Mattarella si dimette? Non è escluso. 'Bomba' premierato dopo La Russa. Inside
Mattarella, moral suasion per cercare di mitigare il premierato. Ma se la maggioranza va avanti...
Premierato, le parole di La Russa sono state la goccia che ha fatto traboccare il vaso
Le parole pesantissime - e non concordate con la presidente del Consiglio Giorgia Meloni - del presidente del Senato Ignazio La Russa sono state la goccia che ha fatto traboccare il vaso. Nonostante la stima e la fiducia ribadita nei confronti di Sergio Mattarella, La Russa ha usato parole che in realtà sono macigni dal punto di vista costituzionale. "I poteri costituzionali del presidente della Repubblica non verranno intaccati" dalla riforma, nel senso che "nessuno degli articoli" che li riguardano verrà modificato. Al tempo stesso però, il presidente del Senato, ha aggiunto: “C'è una Costituzione materiale ormai che attribuisce" al Capo dello Stato "poteri più grandi di quelli che originariamente la Carta prevedeva e un'elezione diretta del presidente del Consiglio potrebbe ridimensionare l'utilizzo costante di questi ulteriori poteri, ridimensionarli ma non eliminarli".
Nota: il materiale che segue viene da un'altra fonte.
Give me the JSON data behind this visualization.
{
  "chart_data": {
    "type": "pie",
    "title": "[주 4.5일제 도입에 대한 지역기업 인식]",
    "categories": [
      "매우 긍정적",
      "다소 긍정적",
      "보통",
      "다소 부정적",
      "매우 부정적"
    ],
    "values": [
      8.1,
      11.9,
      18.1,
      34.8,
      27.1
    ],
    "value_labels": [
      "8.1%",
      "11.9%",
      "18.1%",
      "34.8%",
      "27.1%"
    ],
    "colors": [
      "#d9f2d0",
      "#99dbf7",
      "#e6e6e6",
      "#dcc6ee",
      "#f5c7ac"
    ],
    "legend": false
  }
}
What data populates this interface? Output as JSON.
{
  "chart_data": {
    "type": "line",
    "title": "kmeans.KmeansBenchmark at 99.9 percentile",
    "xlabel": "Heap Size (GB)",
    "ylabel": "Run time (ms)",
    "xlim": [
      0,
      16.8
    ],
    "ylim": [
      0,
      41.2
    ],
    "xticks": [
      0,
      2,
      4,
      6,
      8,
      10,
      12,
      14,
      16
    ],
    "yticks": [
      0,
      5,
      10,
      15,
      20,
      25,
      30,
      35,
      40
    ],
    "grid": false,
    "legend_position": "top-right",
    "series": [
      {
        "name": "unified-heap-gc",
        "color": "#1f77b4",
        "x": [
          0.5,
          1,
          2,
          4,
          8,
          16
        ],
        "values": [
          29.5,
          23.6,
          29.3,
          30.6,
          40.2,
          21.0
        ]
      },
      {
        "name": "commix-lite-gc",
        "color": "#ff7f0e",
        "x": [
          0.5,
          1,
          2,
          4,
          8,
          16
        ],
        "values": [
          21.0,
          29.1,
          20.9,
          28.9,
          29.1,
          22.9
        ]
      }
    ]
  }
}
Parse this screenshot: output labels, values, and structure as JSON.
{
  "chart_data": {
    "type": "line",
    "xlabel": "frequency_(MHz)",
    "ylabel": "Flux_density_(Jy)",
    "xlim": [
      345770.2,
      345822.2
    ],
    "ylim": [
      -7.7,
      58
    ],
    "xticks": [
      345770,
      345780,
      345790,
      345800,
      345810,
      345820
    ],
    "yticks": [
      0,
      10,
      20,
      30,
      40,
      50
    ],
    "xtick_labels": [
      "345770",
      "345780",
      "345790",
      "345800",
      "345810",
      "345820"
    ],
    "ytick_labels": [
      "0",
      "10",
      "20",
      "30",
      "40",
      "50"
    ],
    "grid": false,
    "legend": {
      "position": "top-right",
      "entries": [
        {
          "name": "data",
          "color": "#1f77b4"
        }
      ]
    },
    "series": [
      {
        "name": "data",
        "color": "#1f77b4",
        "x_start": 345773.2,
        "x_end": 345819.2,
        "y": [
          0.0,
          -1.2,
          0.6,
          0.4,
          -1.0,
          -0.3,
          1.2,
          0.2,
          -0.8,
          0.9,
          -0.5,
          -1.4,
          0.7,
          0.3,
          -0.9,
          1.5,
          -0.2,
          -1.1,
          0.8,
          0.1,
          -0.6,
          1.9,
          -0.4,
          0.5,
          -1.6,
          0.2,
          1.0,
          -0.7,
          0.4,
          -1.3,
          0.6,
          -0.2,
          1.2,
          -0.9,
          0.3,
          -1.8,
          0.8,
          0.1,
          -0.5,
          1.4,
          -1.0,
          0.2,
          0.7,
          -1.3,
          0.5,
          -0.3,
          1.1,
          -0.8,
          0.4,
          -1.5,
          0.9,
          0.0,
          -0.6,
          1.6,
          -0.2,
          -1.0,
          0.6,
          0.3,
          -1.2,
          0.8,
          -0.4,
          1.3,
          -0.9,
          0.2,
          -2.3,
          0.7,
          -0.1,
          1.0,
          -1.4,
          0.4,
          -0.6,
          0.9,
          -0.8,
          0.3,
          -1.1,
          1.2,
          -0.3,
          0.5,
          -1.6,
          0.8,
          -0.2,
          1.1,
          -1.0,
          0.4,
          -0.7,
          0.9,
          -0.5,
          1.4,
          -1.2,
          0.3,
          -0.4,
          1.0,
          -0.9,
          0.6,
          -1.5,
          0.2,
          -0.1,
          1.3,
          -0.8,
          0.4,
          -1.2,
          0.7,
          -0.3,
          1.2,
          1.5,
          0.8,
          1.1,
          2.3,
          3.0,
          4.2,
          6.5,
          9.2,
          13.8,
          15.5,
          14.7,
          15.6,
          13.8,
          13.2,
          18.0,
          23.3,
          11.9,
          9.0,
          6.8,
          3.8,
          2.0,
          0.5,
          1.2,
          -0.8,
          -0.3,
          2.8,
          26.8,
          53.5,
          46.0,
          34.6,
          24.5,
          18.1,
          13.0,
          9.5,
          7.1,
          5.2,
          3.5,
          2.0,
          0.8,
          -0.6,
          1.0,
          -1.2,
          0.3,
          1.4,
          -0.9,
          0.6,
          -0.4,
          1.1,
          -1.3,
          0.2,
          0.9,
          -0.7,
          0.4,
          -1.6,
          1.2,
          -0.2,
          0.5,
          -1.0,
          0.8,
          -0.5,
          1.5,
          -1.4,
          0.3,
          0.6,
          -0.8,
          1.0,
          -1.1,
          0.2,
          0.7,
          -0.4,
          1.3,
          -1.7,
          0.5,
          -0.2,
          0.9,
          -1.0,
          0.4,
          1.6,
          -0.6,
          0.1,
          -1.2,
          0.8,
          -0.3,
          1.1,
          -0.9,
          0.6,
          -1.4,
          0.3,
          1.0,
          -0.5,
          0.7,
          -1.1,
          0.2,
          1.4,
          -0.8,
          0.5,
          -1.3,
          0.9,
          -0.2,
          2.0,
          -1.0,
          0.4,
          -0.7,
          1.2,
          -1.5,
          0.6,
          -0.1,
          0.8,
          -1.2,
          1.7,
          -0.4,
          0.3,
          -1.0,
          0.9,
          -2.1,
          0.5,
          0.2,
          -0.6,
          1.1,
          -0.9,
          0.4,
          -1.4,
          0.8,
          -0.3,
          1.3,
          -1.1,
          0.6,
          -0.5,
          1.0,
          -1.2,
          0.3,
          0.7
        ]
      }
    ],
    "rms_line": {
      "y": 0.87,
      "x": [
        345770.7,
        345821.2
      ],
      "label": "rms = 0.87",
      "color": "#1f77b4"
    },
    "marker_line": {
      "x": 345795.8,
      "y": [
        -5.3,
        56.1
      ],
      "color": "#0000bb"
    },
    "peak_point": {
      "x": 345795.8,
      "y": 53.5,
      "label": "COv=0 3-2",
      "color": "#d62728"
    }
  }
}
In sostanza, la riforma voluta dal governo serve anche per ridurre i poteri del Presidente. Questo il senso delle parole di La Russa. Al di là delle ovvie proteste delle opposizioni, secondo quanto risulta ad Affaritaliani.it, da ieri si è intensificata l'opera e l'azione di moral suasion da parte del Quirinale - l'unico strumento che Mattarella ha a disposizione - per cercare di mitigare, rivedere e modificare il progetto di riforma così come è stato licenziato dal Consiglio dei ministri. In primo luogo verrà certamente tolto il riferimento direttamente in Costituzione al 55% dei seggi in Parlamento a chi vince le elezioni, norma incostituzionale secondo tutti gli esperti non essendo prevista una soglia minima. Il tutto verrà rimandato alla nuova legge elettorale che necessariamente dovrà accompagnare la riforma dell'elezione diretta del premier.
Altro punto che non convince affatto è che se dovesse cadere il premier eletto dal popolo a Palazzo Chigi andrebbe il secondo del primo partito o della prima coalizione o comunque un altro esponente della maggioranza che ha vinto le elezioni. Un nodo che non piace a costituzionalisti e, pare, nemmeno al Quirinale.
Dal Colle, raccontano fonti qualificate, è partita la cosiddetta moral suasion su ambienti della maggiorannza - in particolare Forza Italia ma anche una parte della Lega che fa riferimento al moderato ministro dell'Economia Giancarlo Giorgetti - per tentare di arginare il premierato meloniano. Infatti anche tra gli azzurri ci sono molti dubbi su un testo che, come è scritto oggi, regala pieni poteri a Meloni annientando di fatto gli alleati. E anche l'uscita di Massimiliano Fedriga, Governatore del Friuli-Venezia Giulia e presidente della Conferenza delle regioni, sul fatto che "prima del premierato deve essere approvata l'autonomia" non è affatto un caso. E' un segnale del nervosismo leghista.
Le opposizioni da sole non hanno la forza numerica in Parlamento per fermare la riforma e il referendum popolare rischia di essere una lotteria che potrebbe punire Meloni come accadde con Matteo Renzi ma potrebbe anche incoronarla a leader assoluta. Fonti del Pd parlano di "deriva alla Orban o alla Netanyahu" con la riforma della Giustizia, poi congelata dopo il conflitto scatenato da Hamas in Medio Oriente. Una sorta di autarchia nella quale non c'è più il bilanciamento dei poteri ma il premier eletto dal popolo è un gradino sopra agli altri (Parlamento, presidenza della Repubblica, Corte Costituzionale). E, assicurano i Dem, queste sono anche le preoccupazioni del Quirinale, specialmente dopo le parole di La Russa.
Tanto che fonti centriste, che ben conoscono la storia democristiana e da costituzionalista di Mattarella, non escludono clamorose dimissioni del Capo dello Stato nel caso in cui l'operazione di moral suasion non dovesse funzionare o non fosse sufficiente per cambiare radicalmente una riforma che porta l'Italia ad assomigliare più all'Ungheria che agli altri Paesi europei.